I tried to find some documentation stating how it works but couldn't. I think they use a dirty scheduler, and catch panics at the boundaries or something? wasn't able to find a clear reference.
Super surprised that shelling out was nearly as good any any other method.
Why is the average bytes smaller? Shouldn't it be the same size file? And if not, it's a different alorithm so not necessarily better?
The content being encoded in the PNG was different ("https://www.reddit.com/r/rustjerk/top/?t=all" for the first, "https://youtu.be/cE0wfjsybIQ?t=74" for the second example - not sure whether the benchmark used different things?), so I'd expect the PNG buffer pixels to be different between those two images and thus the compressed image size to be a bit different, even if the compression levels of DEFLATE within the PNG were the same).
[0]: https://github.com/pretzelhammer/using-rust-in-non-rust-serv...
[1]: https://zlib.net/manual.html#Advanced:~:text=The%20strategy%...
[2]: https://github.com/rust-lang/flate2-rs/blob/1a28821dc116dac1...
Edit: Nevermind. If you look at the actual generated files, they're 594 and 577 bytes respectively. This is mostly HTTP headers.
[3]: https://github.com/pretzelhammer/rust-blog/blob/master/asset...
[4]: https://github.com/pretzelhammer/rust-blog/blob/master/asset...
It may be just additional HTTP headers added to the response, but then it's hardly fair to use that as a point of comparison and treat smaller as "better".
Average response size also halved from 1506 bytes to 778 bytes, the compression algo in the Rust library must be better than the one in the JS library
This would entail zero network hops, probably 100,000+ QRs per second.
IF it is 100,000+ QRs per second, isn't most of the thing we're measuring here dominated by network calls?
Not a bad idea for an internal office network where every computer is hooked up with a gigabit or better, but not great for cloud hosted web applications.
The article is mostly about exemplifying the various leve of optimisation you can get by moving “hot code paths” to native code (irrespective whether you write that code in rust/c++/c.
Worth noting that if you’re optimising for memory usage, rust (or some other native code) might not help you very much until you throw away your whole codebase, which might not be always feasible.
But assuming that the hypothetical C and C++ versions would be using generators and compressors of similar quality, it performance characteristics should be similar.
The big plus(es) to using Rust over C/C++ are a) the C and C++ versions would not be memory-safe, and b) it looks like Rust's WASM tooling (if that's the approach you were to use) is excellent.

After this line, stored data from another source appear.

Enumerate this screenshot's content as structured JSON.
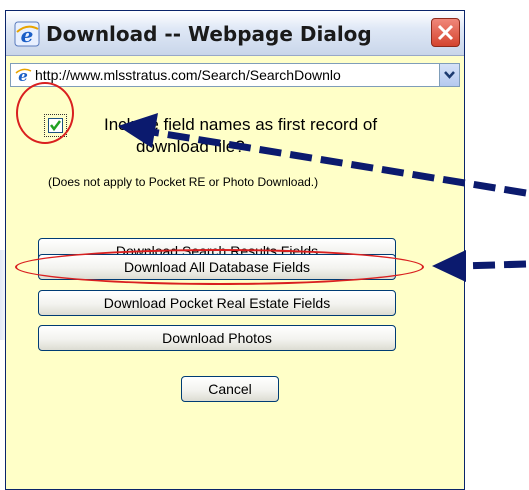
{
  "dialog": {
    "title": "Download -- Webpage Dialog",
    "address": "http://www.mlsstratus.com/Search/SearchDownlo",
    "include_question_line1": "Include field names as first record of",
    "include_question_line2": "download file?",
    "include_checked": true,
    "note": "(Does not apply to Pocket RE or Photo Download.)",
    "buttons": {
      "search_results": "Download Search Results Fields",
      "all_database": "Download All Database Fields",
      "pocket_real_estate": "Download Pocket Real Estate Fields",
      "photos": "Download Photos",
      "cancel": "Cancel"
    }
  },
  "icons": {
    "browser": "ie-icon",
    "close": "close-icon",
    "dropdown": "chevron-down-icon",
    "check": "check-icon"
  },
  "colors": {
    "dialog_bg": "#ffffc8",
    "highlight_red": "#d92020",
    "arrow_blue": "#0b1a6e",
    "close_red": "#d4442e"
  }
}
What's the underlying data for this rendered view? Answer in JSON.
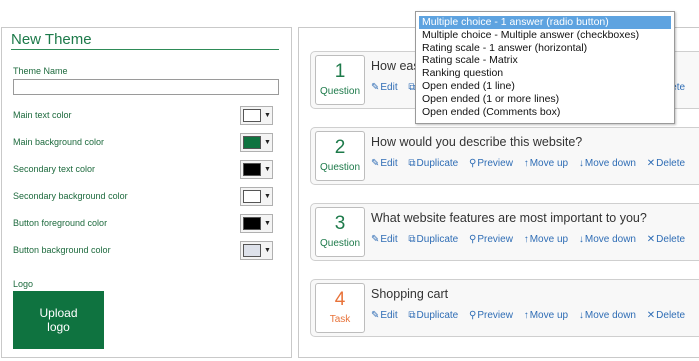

(As someone who has written C code for more than 20 years, and used to write older-standard C++ code, I would never ever write an internet-facing server in either of those languages. But I would feel just as confident about the security properties of my Rust code as I would for my Java code.)
It runs on any JVM and has a couple flavors of "ahead-of-time" bytecode compilation.
I didn’t notice this on the front page, what JVM versions is this compatible with?
On Linux, fork() is actually reasonably fast, and if you're exec()ing a binary that's fairly small and doesn't need to do a lot of shared library loading, relocations, or initialization, that part of the cost is also fairly low (for a Rust program, this will usually be the case, as they are mostly-statically-linked). Won't be as low as crossing a FFI boundary in the same process (or not having a FFI boundary and doing it all in the same process) of course, but it's not as bad as you might think.